The supposedly “scientifically proven” 7-minute workout is making the rounds. Let’s examine what it can really do for you and why the claims have no science to back them up.
15 Minutes? No, 7!
A while ago Tat wrote an article on ec.com about the 15-minute workout, which already struck me as quite short. Or it just seems that way to me, who spends about 45 minutes on each of his workout sessions.
Now you supposedly have to work out even less: please welcome the 7-minute workout, that no other than the New York Times heralded as “scientific.” Which always gives things such a nice reputable ring, doesn’t it? You can bet that if the New York Times takes it this seriously, you’ll soon find 7-minute workout DVDs offered in infomercials coming near you.
Circuits + HIIT = 7-Minute Workout
But what is it? It all starts with an article in ACSM’s Health and Fitness Journal. In it, two writers published their idea that doing body weight exercises such as push-ups and squats in a HIIT circuit style with less than 30 seconds rest between them is the most time-effective way to get fit. The short breaks supposedly keep the intensity up, while through choosing opposing muscle groups you exercise one part of the body and have the other recover.

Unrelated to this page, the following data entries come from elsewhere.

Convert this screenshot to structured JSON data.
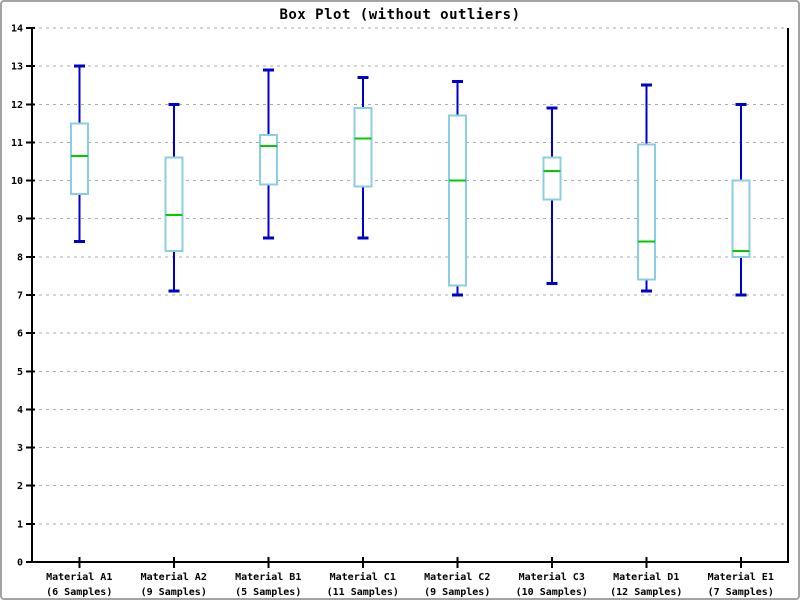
{
  "figure": {
    "background": "#FFFFFF",
    "border_color": "#A3A3A3"
  },
  "chart_data": {
    "type": "box",
    "title": "Box Plot (without outliers)",
    "xlabel": "",
    "ylabel": "",
    "ylim": [
      0,
      14
    ],
    "yticks": [
      0,
      1,
      2,
      3,
      4,
      5,
      6,
      7,
      8,
      9,
      10,
      11,
      12,
      13,
      14
    ],
    "grid": "horizontal-dashed",
    "legend": "none",
    "boxes": [
      {
        "category": "Material A1",
        "samples_label": "(6 Samples)",
        "whisker_low": 8.4,
        "q1": 9.65,
        "median": 10.65,
        "q3": 11.5,
        "whisker_high": 13.0
      },
      {
        "category": "Material A2",
        "samples_label": "(9 Samples)",
        "whisker_low": 7.1,
        "q1": 8.15,
        "median": 9.1,
        "q3": 10.6,
        "whisker_high": 12.0
      },
      {
        "category": "Material B1",
        "samples_label": "(5 Samples)",
        "whisker_low": 8.5,
        "q1": 9.9,
        "median": 10.9,
        "q3": 11.2,
        "whisker_high": 12.9
      },
      {
        "category": "Material C1",
        "samples_label": "(11 Samples)",
        "whisker_low": 8.5,
        "q1": 9.85,
        "median": 11.1,
        "q3": 11.9,
        "whisker_high": 12.7
      },
      {
        "category": "Material C2",
        "samples_label": "(9 Samples)",
        "whisker_low": 7.0,
        "q1": 7.25,
        "median": 10.0,
        "q3": 11.7,
        "whisker_high": 12.6
      },
      {
        "category": "Material C3",
        "samples_label": "(10 Samples)",
        "whisker_low": 7.3,
        "q1": 9.5,
        "median": 10.25,
        "q3": 10.6,
        "whisker_high": 11.9
      },
      {
        "category": "Material D1",
        "samples_label": "(12 Samples)",
        "whisker_low": 7.1,
        "q1": 7.4,
        "median": 8.4,
        "q3": 10.95,
        "whisker_high": 12.5
      },
      {
        "category": "Material E1",
        "samples_label": "(7 Samples)",
        "whisker_low": 7.0,
        "q1": 8.0,
        "median": 8.15,
        "q3": 10.0,
        "whisker_high": 12.0
      }
    ],
    "colors": {
      "box_edge": "#8CCDE6",
      "box_fill": "#FFFFFF",
      "whisker": "#0000CC",
      "median": "#00CC00",
      "grid": "#ABABAB",
      "axis": "#000000",
      "background": "#FFFFFF"
    }
  }
}
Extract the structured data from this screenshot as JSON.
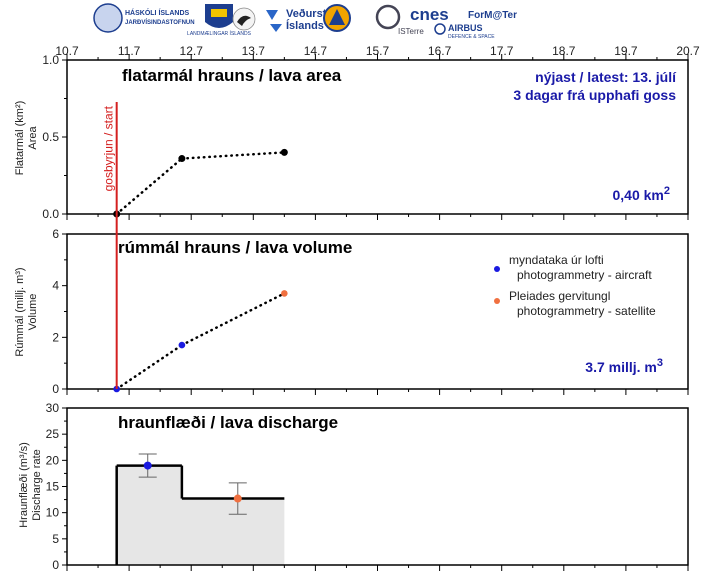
{
  "logos": {
    "hi": {
      "line1": "HÁSKÓLI ÍSLANDS",
      "line2": "JARÐVÍSINDASTOFNUN"
    },
    "lmi": "LANDMÆLINGAR ÍSLANDS",
    "vedur": {
      "line1": "Veðurstofa",
      "line2": "Íslands"
    },
    "isterre": "ISTerre",
    "cnes": "cnes",
    "airbus": {
      "line1": "AIRBUS",
      "line2": "DEFENCE & SPACE"
    },
    "formater": "ForM@Ter"
  },
  "colors": {
    "start_line": "#d42020",
    "aircraft": "#1a1ae0",
    "satellite": "#f07040",
    "annotation": "#1a1aa8",
    "fill": "#e6e6e6"
  },
  "x_axis": {
    "range": [
      10.7,
      20.7
    ],
    "ticks": [
      "10.7",
      "11.7",
      "12.7",
      "13.7",
      "14.7",
      "15.7",
      "16.7",
      "17.7",
      "18.7",
      "19.7",
      "20.7"
    ]
  },
  "start_label": "gosbyrjun / start",
  "start_x": 11.5,
  "chart_data": [
    {
      "type": "line",
      "title": "flatarmál hrauns / lava area",
      "ylabel": {
        "line1": "Flatarmál (km²)",
        "line2": "Area"
      },
      "ylim": [
        0,
        1.0
      ],
      "yticks": [
        "0.0",
        "0.5",
        "1.0"
      ],
      "points": [
        {
          "x": 11.5,
          "y": 0
        },
        {
          "x": 12.55,
          "y": 0.36
        },
        {
          "x": 14.2,
          "y": 0.4
        }
      ],
      "annotations": {
        "latest": "nýjast / latest: 13. júlí",
        "days": "3 dagar frá upphafi goss",
        "value": "0,40 km",
        "value_sup": "2"
      }
    },
    {
      "type": "scatter",
      "title": "rúmmál hrauns / lava volume",
      "ylabel": {
        "line1": "Rúmmál (millj. m³)",
        "line2": "Volume"
      },
      "ylim": [
        0,
        6
      ],
      "yticks": [
        "0",
        "2",
        "4",
        "6"
      ],
      "points": [
        {
          "x": 11.5,
          "y": 0,
          "source": "aircraft"
        },
        {
          "x": 12.55,
          "y": 1.7,
          "source": "aircraft"
        },
        {
          "x": 14.2,
          "y": 3.7,
          "source": "satellite"
        }
      ],
      "legend": [
        {
          "source": "aircraft",
          "line1": "myndataka úr lofti",
          "line2": "photogrammetry - aircraft"
        },
        {
          "source": "satellite",
          "line1": "Pleiades gervitungl",
          "line2": "photogrammetry - satellite"
        }
      ],
      "annotations": {
        "value": "3.7 millj. m",
        "value_sup": "3"
      }
    },
    {
      "type": "bar",
      "title": "hraunflæði / lava discharge",
      "ylabel": {
        "line1": "Hraunflæði (m³/s)",
        "line2": "Discharge rate"
      },
      "ylim": [
        0,
        30
      ],
      "yticks": [
        "0",
        "5",
        "10",
        "15",
        "20",
        "25",
        "30"
      ],
      "steps": [
        {
          "x0": 11.5,
          "x1": 12.55,
          "y": 19
        },
        {
          "x0": 12.55,
          "x1": 14.2,
          "y": 12.7
        }
      ],
      "points": [
        {
          "x": 12.0,
          "y": 19,
          "err": 2.2,
          "source": "aircraft"
        },
        {
          "x": 13.45,
          "y": 12.7,
          "err": 3.0,
          "source": "satellite"
        }
      ]
    }
  ]
}
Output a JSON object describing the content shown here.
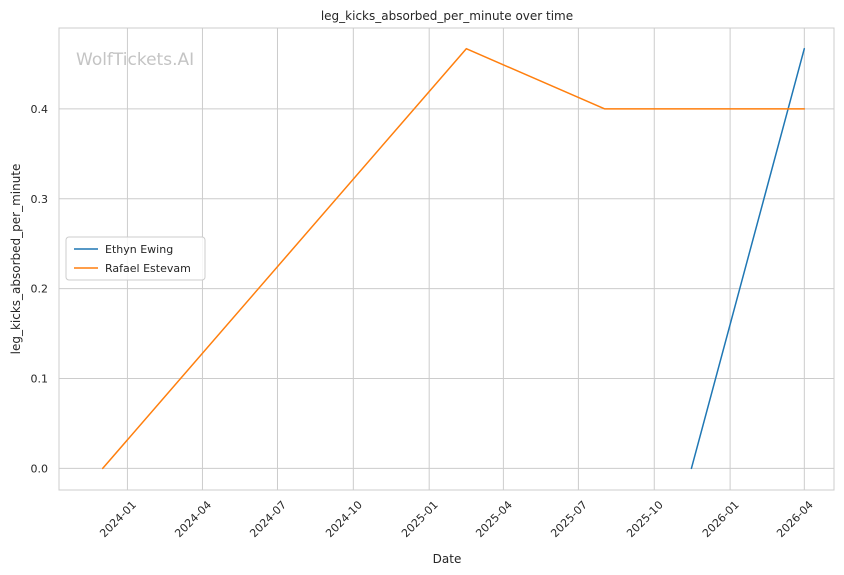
{
  "watermark": "WolfTickets.AI",
  "chart_data": {
    "type": "line",
    "title": "leg_kicks_absorbed_per_minute over time",
    "xlabel": "Date",
    "ylabel": "leg_kicks_absorbed_per_minute",
    "x_type": "date",
    "xlim": [
      "2023-10-10",
      "2026-05-07"
    ],
    "ylim": [
      -0.024,
      0.49
    ],
    "x_ticks": [
      "2024-01-01",
      "2024-04-01",
      "2024-07-01",
      "2024-10-01",
      "2025-01-01",
      "2025-04-01",
      "2025-07-01",
      "2025-10-01",
      "2026-01-01",
      "2026-04-01"
    ],
    "x_tick_labels": [
      "2024-01",
      "2024-04",
      "2024-07",
      "2024-10",
      "2025-01",
      "2025-04",
      "2025-07",
      "2025-10",
      "2026-01",
      "2026-04"
    ],
    "y_ticks": [
      0.0,
      0.1,
      0.2,
      0.3,
      0.4
    ],
    "y_tick_labels": [
      "0.0",
      "0.1",
      "0.2",
      "0.3",
      "0.4"
    ],
    "grid": true,
    "legend_position": "center-left",
    "series": [
      {
        "name": "Ethyn Ewing",
        "color": "#1f77b4",
        "points": [
          {
            "x": "2025-11-15",
            "y": 0.0
          },
          {
            "x": "2026-04-01",
            "y": 0.467
          }
        ]
      },
      {
        "name": "Rafael Estevam",
        "color": "#ff7f0e",
        "points": [
          {
            "x": "2023-12-02",
            "y": 0.0
          },
          {
            "x": "2025-02-15",
            "y": 0.467
          },
          {
            "x": "2025-08-02",
            "y": 0.4
          },
          {
            "x": "2026-04-01",
            "y": 0.4
          }
        ]
      }
    ]
  }
}
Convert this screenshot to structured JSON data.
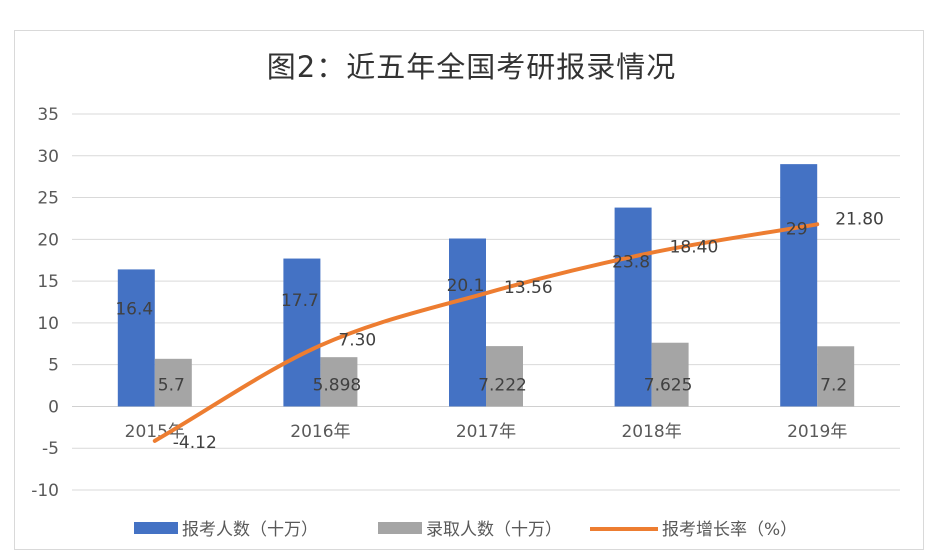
{
  "chart_data": {
    "type": "bar",
    "title": "图2：近五年全国考研报录情况",
    "categories": [
      "2015年",
      "2016年",
      "2017年",
      "2018年",
      "2019年"
    ],
    "ylim": [
      -10,
      35
    ],
    "yticks": [
      35,
      30,
      25,
      20,
      15,
      10,
      5,
      0,
      -5,
      -10
    ],
    "grid": true,
    "legend_position": "bottom",
    "series": [
      {
        "name": "报考人数（十万）",
        "type": "bar",
        "color": "#4472C4",
        "values": [
          16.4,
          17.7,
          20.1,
          23.8,
          29
        ],
        "labels": [
          "16.4",
          "17.7",
          "20.1",
          "23.8",
          "29"
        ]
      },
      {
        "name": "录取人数（十万）",
        "type": "bar",
        "color": "#A5A5A5",
        "values": [
          5.7,
          5.898,
          7.222,
          7.625,
          7.2
        ],
        "labels": [
          "5.7",
          "5.898",
          "7.222",
          "7.625",
          "7.2"
        ]
      },
      {
        "name": "报考增长率（%）",
        "type": "line",
        "color": "#ED7D31",
        "values": [
          -4.12,
          7.3,
          13.56,
          18.4,
          21.8
        ],
        "labels": [
          "-4.12",
          "7.30",
          "13.56",
          "18.40",
          "21.80"
        ]
      }
    ]
  }
}
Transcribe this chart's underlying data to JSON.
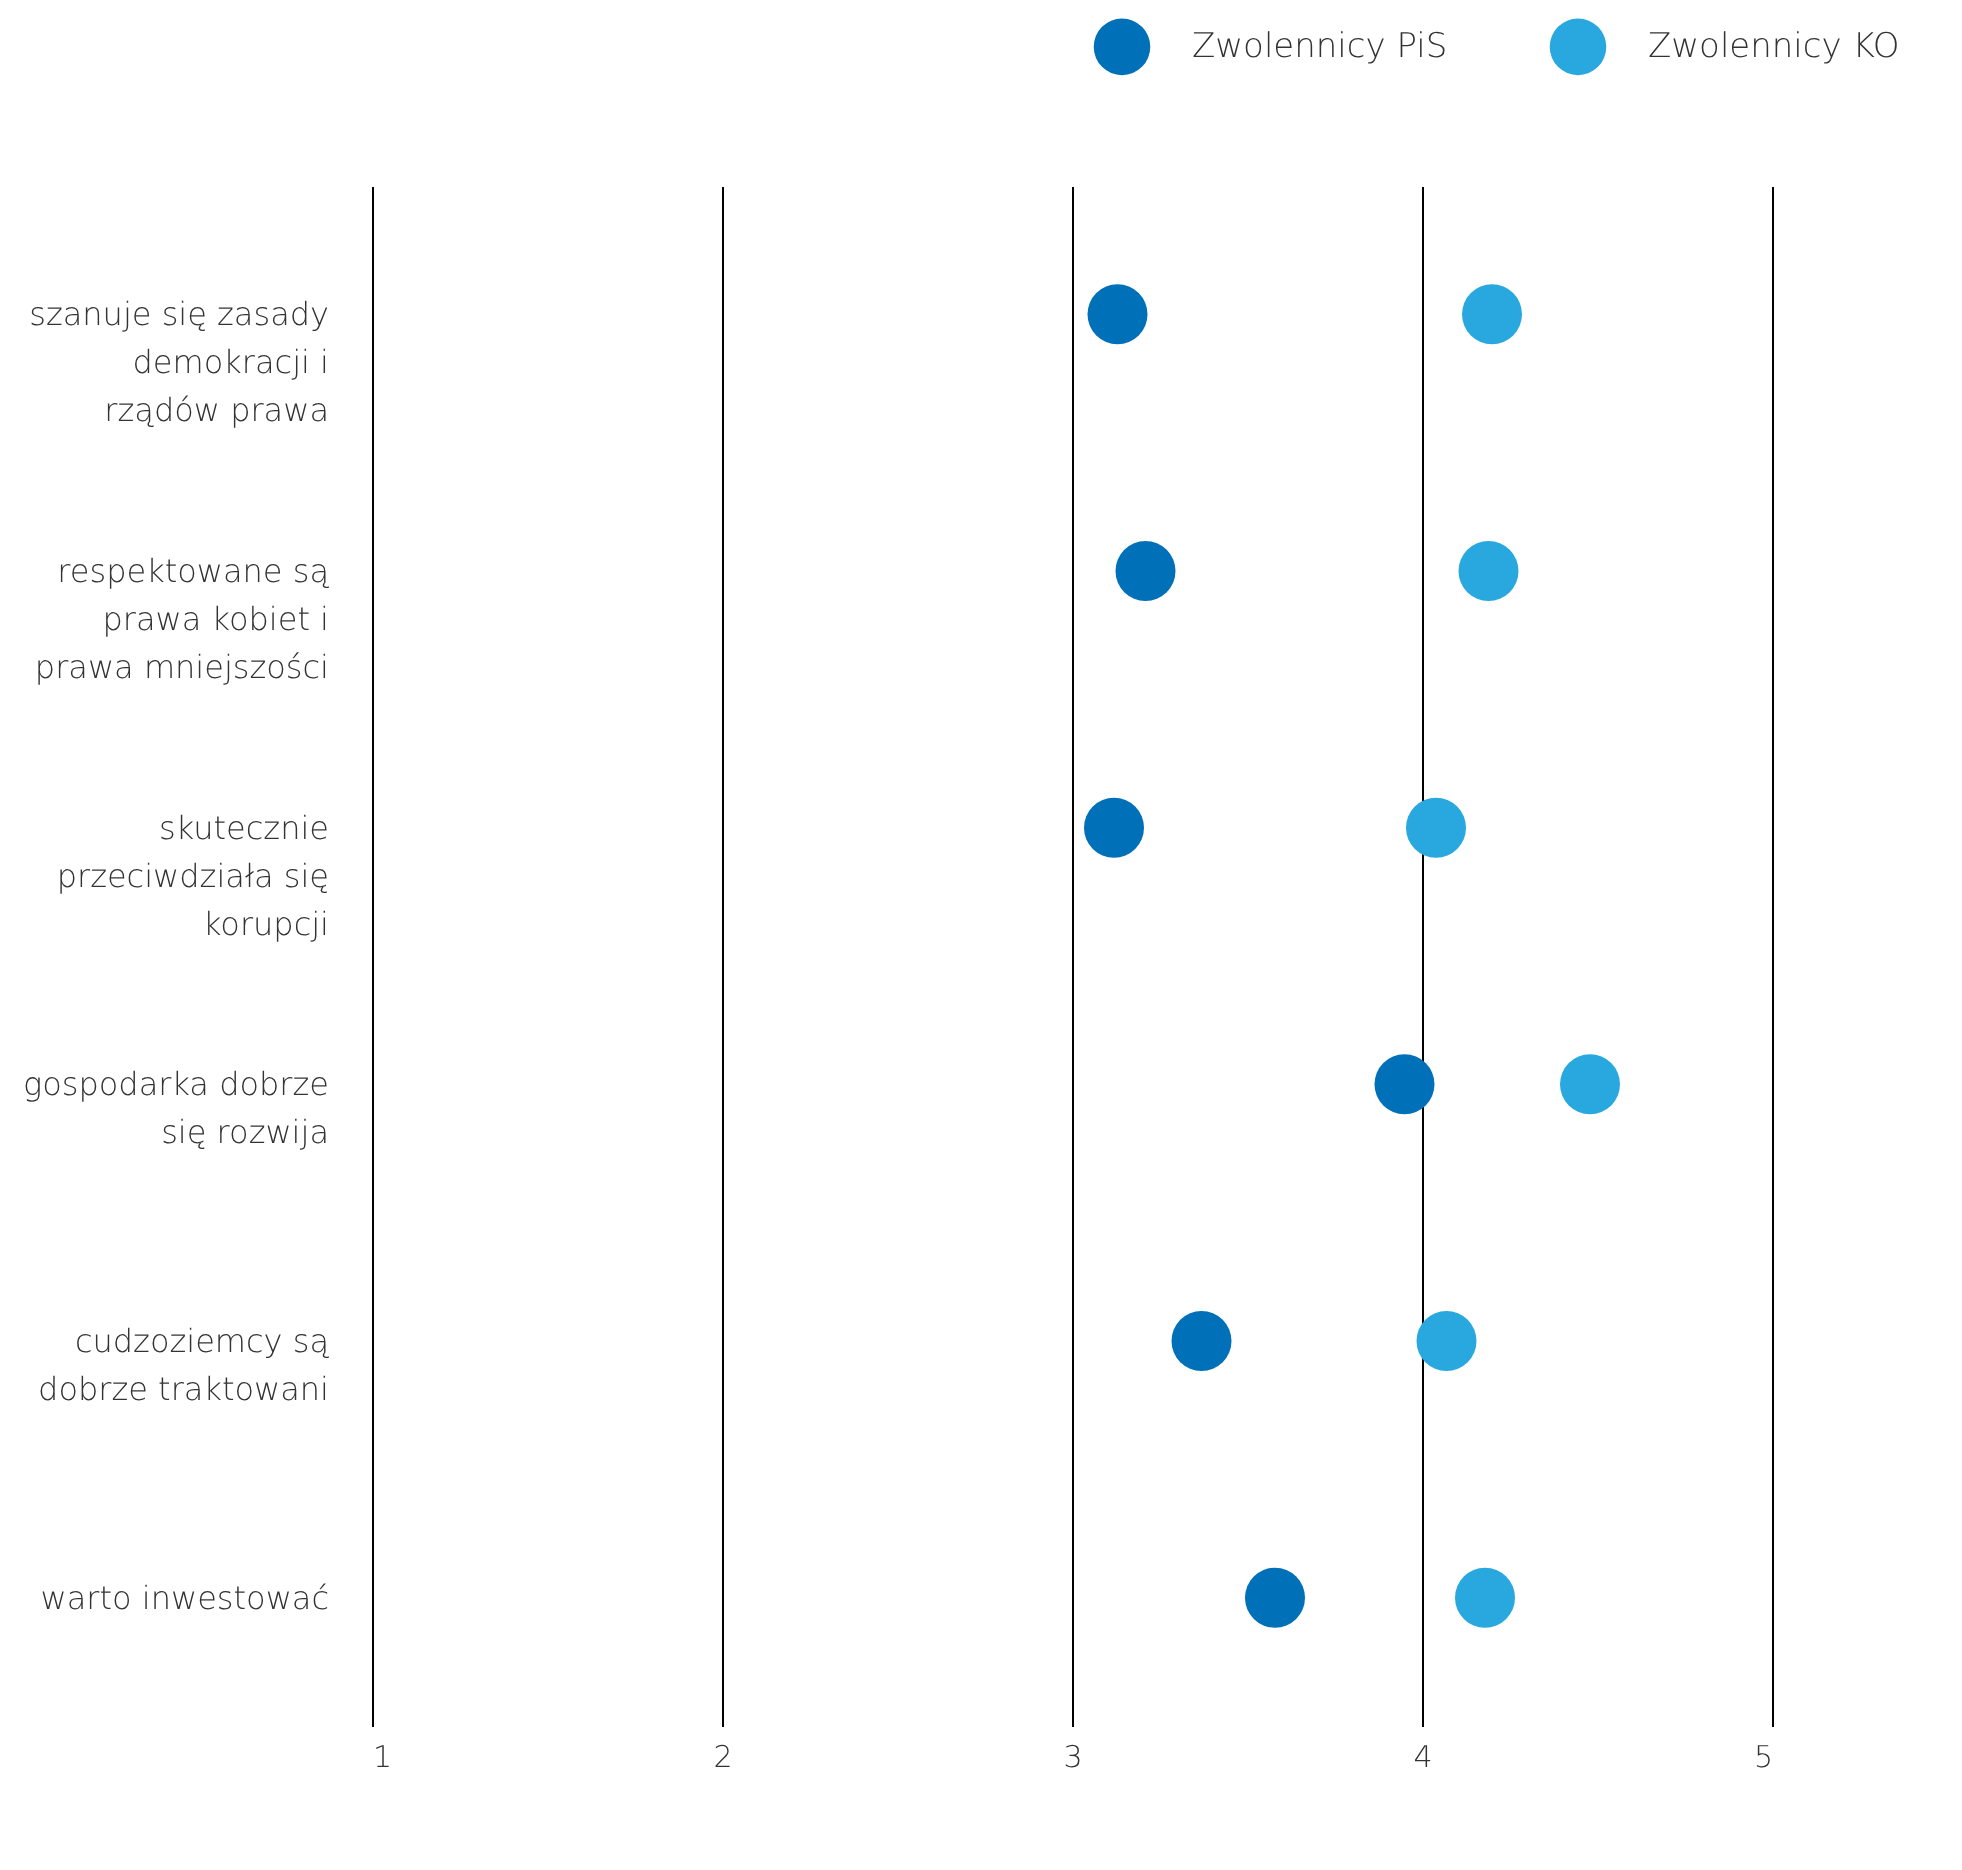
{
  "chart_data": {
    "type": "scatter",
    "categories": [
      "szanuje się zasady demokracji i rządów prawa",
      "respektowane są prawa kobiet i prawa mniejszości",
      "skutecznie przeciwdziała się korupcji",
      "gospodarka dobrze się rozwija",
      "cudzoziemcy są dobrze traktowani",
      "warto inwestować"
    ],
    "orientation": "horizontal",
    "series": [
      {
        "name": "Zwolennicy PiS",
        "color": "#0070b8",
        "values": [
          3.13,
          3.21,
          3.12,
          3.95,
          3.37,
          3.58
        ]
      },
      {
        "name": "Zwolennicy KO",
        "color": "#29a8e0",
        "values": [
          4.2,
          4.19,
          4.04,
          4.48,
          4.07,
          4.18
        ]
      }
    ],
    "xlim": [
      1,
      5
    ],
    "xticks": [
      1,
      2,
      3,
      4,
      5
    ],
    "grid": "x",
    "legend": "top right",
    "marker": "circle"
  }
}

If you read their article over at ACSM’s site, then Klika and Jordan’s reasoning seems entirely plausible. Especially because they back it all up with links to papers that find circuit training and HIIT effective.
What They Suppose…
But what the NYT writer and a lot of others completely missed is that they looked at the separate research done on both styles of training and then simply supposed that combining circuits and HIIT into a seven minute workout will give you the same benefits. It’s as if I would claim that salad and milk each are healthy and putting them into a blender will save you time.
If Jordan and Klika want to prove their 7-minute workout as effective, they have to conduct research of their own. The papers they reference have zero to do with their idea.
…And What I Suppose
On the other hand, I doubt that it will be able live up to their tall claims (“maximum results with minimal investments”) anyway. It is true that every small bit of exercise helps get you fitter, but doing just body weight exercises and combining cardiovascular and strength training has some limitations.
First of all because body weight exercises can take you quite a bit, but at some point these just won’t offer enough resistance for your muscles to keep growing. If I could make my chest bigger by just doing push-ups for seven minutes, I wouldn’t be worrying myself with dumbbells each weighing more than 60 lbs, trust me.
And secondly, there also is a reason why you should keep cardio and strength training on different days if you want to get comparatively good at both.
Grain Of Salt Etc.
Of course, feel free to try the seven minute workout, just don’t expect wonders. According the ACSM’s article, Mr. Klika and Mr. Jordan work for the “Human Performance Institute,” whose business is to help “executives and employees expand and manage their energy for increased performance.”
I reckon it is far from them to tell that kind of clientele that getting excellent fitness takes a wee bit more time than “for a win-win situation, I need the synergistic results stat!”